On 26 November a liaison conference of Japanese military and civilian leaders had met and decided not to use an American proposal as a basis for negotiations. Moderates, though, won another day of delay to see what Ambassador Nomura could gain in a meeting with President Roosevelt and Secretary of State Cordell Hull. But the meeting on 27 November failed to achieve any agreement. The United States still suspected Japan's intentions based on its continued adherence to the Tripartite Pact signed with Nazi Germany and Italy.[] The growing Japanese troop strength in French Indochina could not be accepted as "defensive." In a message of 28 November (and translated by the Americans the same day), Tokyo informed its two representatives that the "negotiations will be de facto ruptured. This is inevitable." The message also instructed the two emissaries not to "give the impression" that negotiations will be broken off. Rather, they should simply say that they were awaiting further guidance from Tokyo.[] Four days later, on 1 December, Tokyo cabled the two diplomats in Washington and told them "The date set in my message #812 (November 29th for the absolute deadline to complete negotiations) [my italics] has come and gone, and the situation continues to be increasingly critical."[]

That same day, President Roosevelt met with his War Council, Secretaries Hull, Knox, and Stimson, Chief of Staff General George Marshall, and Chief of Naval Operations Admiral Harold Stark. At this meeting, Hull stated that there seemed to be no chance of an agreement with Japan and that a "surprise attack" [not specified] might be part of the Japanese plan. The council was aware of Japanese troop convoys sailing south, but the administration could not decide on a specific action. Still, not all in the administration believed the clock was running out. The Joint Board, a consultative body composed of the Chief of Staff and the Chief of Naval Operations and their division chiefs, had written that time might still exist to build up defenses in the Philippines, which might ultimately deter Japanese aggression to the south. Some members of the State Department suggested that Japan would hold off until the next year to attack.[]

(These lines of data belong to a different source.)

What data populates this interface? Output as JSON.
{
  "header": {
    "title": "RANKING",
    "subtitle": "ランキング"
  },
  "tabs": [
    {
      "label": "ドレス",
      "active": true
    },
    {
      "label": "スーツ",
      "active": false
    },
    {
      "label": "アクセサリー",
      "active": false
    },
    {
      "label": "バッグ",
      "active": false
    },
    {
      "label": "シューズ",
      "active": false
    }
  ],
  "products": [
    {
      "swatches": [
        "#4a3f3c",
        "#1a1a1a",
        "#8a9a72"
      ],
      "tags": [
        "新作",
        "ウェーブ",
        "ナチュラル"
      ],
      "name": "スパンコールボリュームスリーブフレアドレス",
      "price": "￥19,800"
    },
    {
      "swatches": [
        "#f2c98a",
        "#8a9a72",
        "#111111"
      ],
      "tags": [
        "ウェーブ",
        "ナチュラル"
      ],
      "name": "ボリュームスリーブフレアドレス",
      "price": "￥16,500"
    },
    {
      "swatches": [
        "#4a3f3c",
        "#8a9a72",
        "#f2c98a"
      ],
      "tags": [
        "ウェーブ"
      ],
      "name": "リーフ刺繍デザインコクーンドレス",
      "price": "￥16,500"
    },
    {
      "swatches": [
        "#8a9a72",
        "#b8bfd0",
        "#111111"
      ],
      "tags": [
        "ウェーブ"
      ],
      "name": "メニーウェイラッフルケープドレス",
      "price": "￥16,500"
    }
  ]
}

It was into this roiling cauldron that the translations of the two Winds instructional messages arrived. With the just published translations of the Gaimusho's instructions to its diplomats for the Winds Execute code phrases and words, the Americans believed they held at least one key that might tip off when the Japanese might initiate hostilities. The next step was to organize and stage a monitoring effort to intercept the Winds execute message. But in the next ten days leading up to the surprise attack on Pearl Harbor, American cryptologists would find that the Japanese sent out additional instructions that weaved a more complicated warning system. Inevitably, there were errors in identifying Winds Execute messages, while precious cryptologic resources, especially radio intercept operators, radio receivers, and linguists, were tied up collecting and processing plaintext broadcasts that might contain the coded Winds phrases or words.